Nach dem Eklat bei dem Automobilzulieferer ZF in Friedrichshafen fragen sich die fast 140 000 Beschäftigten des Konzerns vor allem, wie es nun an der Spitze des Konzerns weitergeht. Am Dienstag tagt der Aufsichtsrat.

Chefredaktion: Anne Guhlich (agu)

Stuttgart - Nach dem Eklat bei dem Autozulieferer ZF in Friedrichshafen fragen sich die fast 140 000 Beschäftigten des Konzerns vor allem, wie es nun an der Spitze des Konzerns weitergeht. Am Donnerstag hatte der Autozulieferer mitgeteilt, dass der bisherige Chef Stefan Sommer den Konzern mit sofortiger Wirkung verlässt. Interimschef ist Finanzvorstand Konstantin Sauer.

 

„Ich respektiere die Entscheidung, die nun getroffen wurde“, sagte Achim Dietrich, Gesamtbetriebsratschef bei ZF dieser Zeitung. „Damit wieder Ruhe ins Unternehmen einkehrt, war dieser Schritt wahrscheinlich notwendig. Jetzt gilt es nach vorne zu schauen.“

ZF-Aufsichtsrat tagt am Dienstag

Am Dienstagvormittag tagt der ZF-Aufsichtsrat das nächste Mal. Ob dann bereits ein Nachfolger von Sommer präsentiert wird, ist ungewiss. „Ich wünsche mir einen Vorstandsvorsitzenden, der offen ist für neue Technologien, ohne das bestehende Geschäft zu vernachlässigen“, sagte Dietrich. „Er muss Mechanik und Elektronik verbinden können“, so der Arbeitnehmervertreter. Wie alle Automobilzulieferer und -hersteller steht ZF vor einem historischen Wandel. Der Übergang von den klassischen Verbrennern hin zu autonom fahrenden Elektroautos stellt die Branche vor enorme Herausforderungen. Hinter den Kulissen laufen offenbar schon längst Überlegungen, wer Sommer an der Konzernspitze nachfolgen kann, heißt es in Unternehmenskreisen – eine Handvoll Namen kursierten demnach bislang.

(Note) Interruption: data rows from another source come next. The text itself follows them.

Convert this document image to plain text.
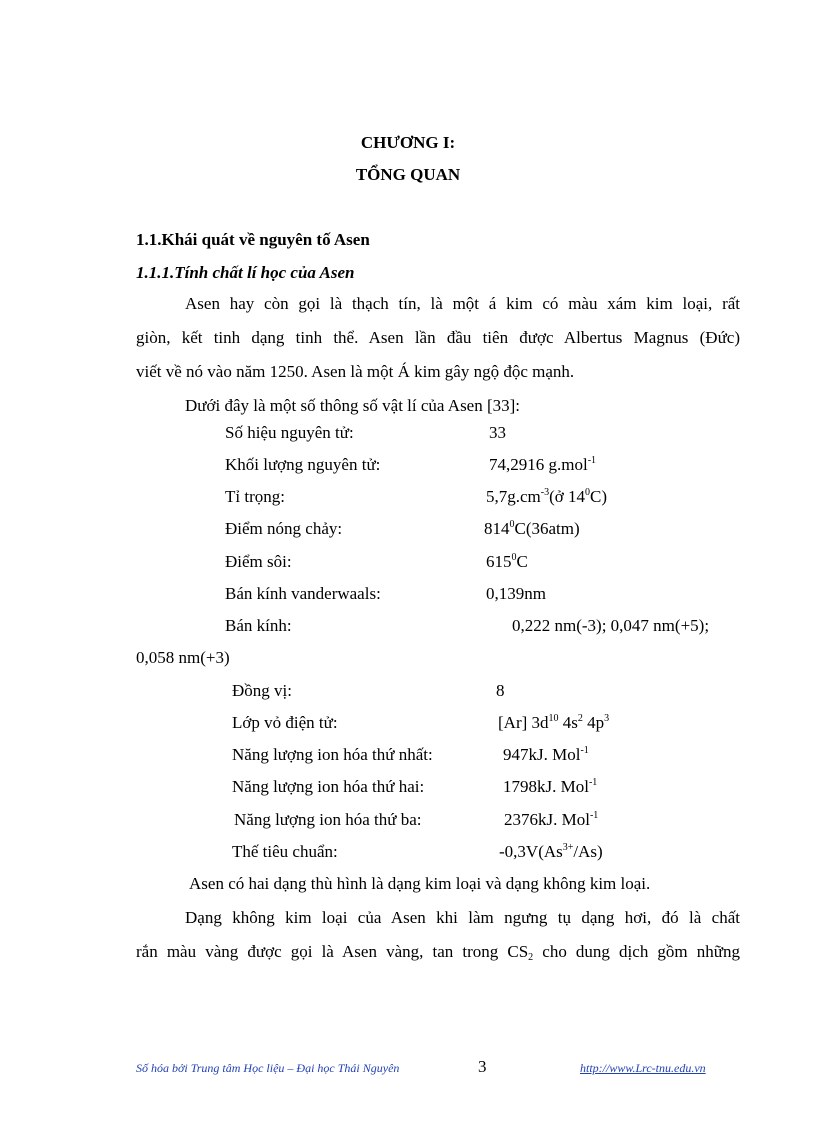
CHƯƠNG I:
TỔNG QUAN
1.1.Khái quát về nguyên tố Asen
1.1.1.Tính chất lí học của Asen
Asen hay còn gọi là thạch tín, là một á kim có màu xám kim loại, rất
giòn, kết tinh dạng tinh thể. Asen lần đầu tiên được Albertus Magnus (Đức)
viết về nó vào năm 1250. Asen là một Á kim gây ngộ độc mạnh.
Dưới đây là một số thông số vật lí của Asen [33]:
Số hiệu nguyên tử:	33
Khối lượng nguyên tử:	74,2916 g.mol$^{-1}$
Tỉ trọng:	$5,7g.cm^{-3}(ở$ $14^0C$)
Điểm nóng chảy:	$814^0C(36atm)$
Điểm sôi:	$615^0C$
Bán kính vanderwaals:	0,139nm
Bán kính:	0,222 nm(-3); 0,047 nm(+5);
0,058 nm(+3)
Đồng vị:	8
Lớp vỏ điện tử:	[Ar] $3d^{10}$ $4s^2$ $4p^3$
Năng lượng ion hóa thứ nhất:	947kJ. Mol$^{-1}$
Năng lượng ion hóa thứ hai:	1798kJ. Mol$^{-1}$
Năng lượng ion hóa thứ ba:	2376kJ. Mol$^{-1}$
Thế tiêu chuẩn:	$-0,3V(As^{3+}/As)$
Asen có hai dạng thù hình là dạng kim loại và dạng không kim loại.
Dạng không kim loại của Asen khi làm ngưng tụ dạng hơi, đó là chất
rắn màu vàng được gọi là Asen vàng, tan trong $CS_2$ cho dung dịch gồm những
Số hóa bởi Trung tâm Học liệu – Đại học Thái Nguyên	3	http://www.Lrc-tnu.edu.vn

Seit 2012 erfolgreich an der Spitze gestanden

Sommer hatte den Konzern seit 2012 erfolgreich geführt, sich zuletzt aber mit Andreas Brand überworfen, der als Oberbürgermeister von Friedrichshafen der Zeppelin Stiftung vorsitzt. Diese hält 93,8 Prozent der ZF-Anteile. Der Anfang vom Ende der Ära Sommer war ein Interview, in dem der Manager gefordert hat, Brand möge sich weniger ins operative Geschäft einmischen. Der Oberbürgermeister und der Unternehmenschef waren sich unter anderem uneinig über die Höhe der Dividende und Sommers Expansionsstrategie.

Auf Arbeitnehmerseite findet Brand im Aufsichtsrat durchaus auch Fürsprecher: „Ich habe den Oberbürgermeister Brand als einen integeren Menschen kennengelernt. Dass er sich in das operative Geschäft eingemischt hat, kann ich nicht behaupten“, sagte Enzo Savarino, der Erste Bevollmächtigte der IG Metall in Friedrichshafen. „Es ist gut für das Unternehmen, wenn nun wieder Ruhe eingekehrt.“

ZF heute ein Weltkonzern

In einem Brief an die Mitarbeiter, der dieser Zeitung vorliegt, schreibt Sommer dass es ihm schwer falle, sich zu verabschieden. Die Arbeit in den vergangenen Jahren habe ihm Freude bereitet. „Der gemeinsame Erfolg war Ihnen und mir dabei ein wichtiger Antrieb.“ ZF sei heute ein Weltkonzern mit einem Produktportfolio und Technologiekompetenzen, die man dem Unternehmen vor drei Jahren nicht zugetraut hätte.